Death row spy was not a military staffer: Tasnim

June 15, 2020 - 18:1

TEHRAN — The man sentenced to death for spying for the CIA and Mossad on the whereabouts of martyr Lieutenant General Qassem Soleimani had nothing to do with Iranian military, according to Tasnim.

Seyed Mahmoud Mousavi-Majd was neither a military staffer, nor a member of the Islamic Revolution Guards Corps (IRGC), nor even a member of the Basij forces who go to Syria voluntarily for the fight against terrorism, according to documents exclusively obtained by Tasnim.

The convict had reportedly left Iran before the victory of the Islamic Revolution in 1979 when he was a child, and grew up in Syria.

Mousavi-Majd established connections with a number of Iranian military advisers in Syria and began a career as a driver.

Under the guise of a driver, the spy was gathering intelligence for the U.S. and Israel and received a salary of $5,000 a month from the CIA and Mossad.

Last week, Judiciary spokesman Gholamhossein Esmaeili announced that Mousavi-Majd was sentenced to death.

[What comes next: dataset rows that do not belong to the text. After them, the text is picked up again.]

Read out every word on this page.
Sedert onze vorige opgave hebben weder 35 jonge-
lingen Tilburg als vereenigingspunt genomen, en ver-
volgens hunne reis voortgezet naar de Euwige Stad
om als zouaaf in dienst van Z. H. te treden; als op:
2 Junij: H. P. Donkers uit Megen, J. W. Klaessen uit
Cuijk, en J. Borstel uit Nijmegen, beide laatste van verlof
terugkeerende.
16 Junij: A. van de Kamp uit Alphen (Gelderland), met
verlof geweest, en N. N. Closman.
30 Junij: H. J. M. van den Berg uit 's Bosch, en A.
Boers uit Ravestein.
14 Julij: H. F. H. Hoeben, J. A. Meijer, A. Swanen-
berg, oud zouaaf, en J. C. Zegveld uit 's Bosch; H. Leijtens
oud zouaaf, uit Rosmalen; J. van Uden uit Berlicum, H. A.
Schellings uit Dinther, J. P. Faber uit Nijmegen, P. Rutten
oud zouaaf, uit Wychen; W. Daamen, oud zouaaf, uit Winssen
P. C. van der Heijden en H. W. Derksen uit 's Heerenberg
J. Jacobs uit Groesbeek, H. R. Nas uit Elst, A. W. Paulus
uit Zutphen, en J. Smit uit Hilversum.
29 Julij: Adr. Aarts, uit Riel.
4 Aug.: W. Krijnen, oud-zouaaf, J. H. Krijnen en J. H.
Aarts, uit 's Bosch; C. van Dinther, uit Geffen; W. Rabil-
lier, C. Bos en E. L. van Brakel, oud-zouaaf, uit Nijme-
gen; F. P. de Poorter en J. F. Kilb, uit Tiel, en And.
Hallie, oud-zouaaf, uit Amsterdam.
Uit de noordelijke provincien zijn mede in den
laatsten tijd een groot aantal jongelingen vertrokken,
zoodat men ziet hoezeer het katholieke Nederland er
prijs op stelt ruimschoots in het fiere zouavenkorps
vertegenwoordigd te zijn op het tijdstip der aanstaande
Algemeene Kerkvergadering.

“Recently, a person named Seyed Mahmoud Mousavi-Majd, who had connections with Mossad and CIA and provided them with intelligence on security issues such as the Guards Quds Force and the location of martyr Qassem Soleimani in exchange for U.S. dollars was sentenced to death by the Revolution Court, and the verdict has been confirmed by the Supreme Court and will be implemented soon,” Esmaeili announced during a press conference on June 9.

The Judiciary then said the case of Mousavi-Majd has nothing to do with the American assassination of General Soleimani in Baghdad in early January.

Mousavi-Majd was arrested months before that incident and the court had issued an initial ruling on his case on August 25, 2019, the Judiciary said, explaining that the convict has never been released from custody since apprehension.

On January 3, U.S. President Donald Trump ordered airstrikes that killed General Soleimani and Abu Mahdi al-Muhandis, the second-in-command of Iraq’s Popular Mobilization Units (PMU), in Baghdad’s international airport.

Soleimani was recognized internationally as a legendary commander in the war against terrorist groups, especially Daesh (ISIS).

In the early hours of January 8, the IRGC fired dozens of ballistic missiles at a military airbase hosting U.S. forces in Iraq as part of its promised “tough revenge” for the terrorist attack.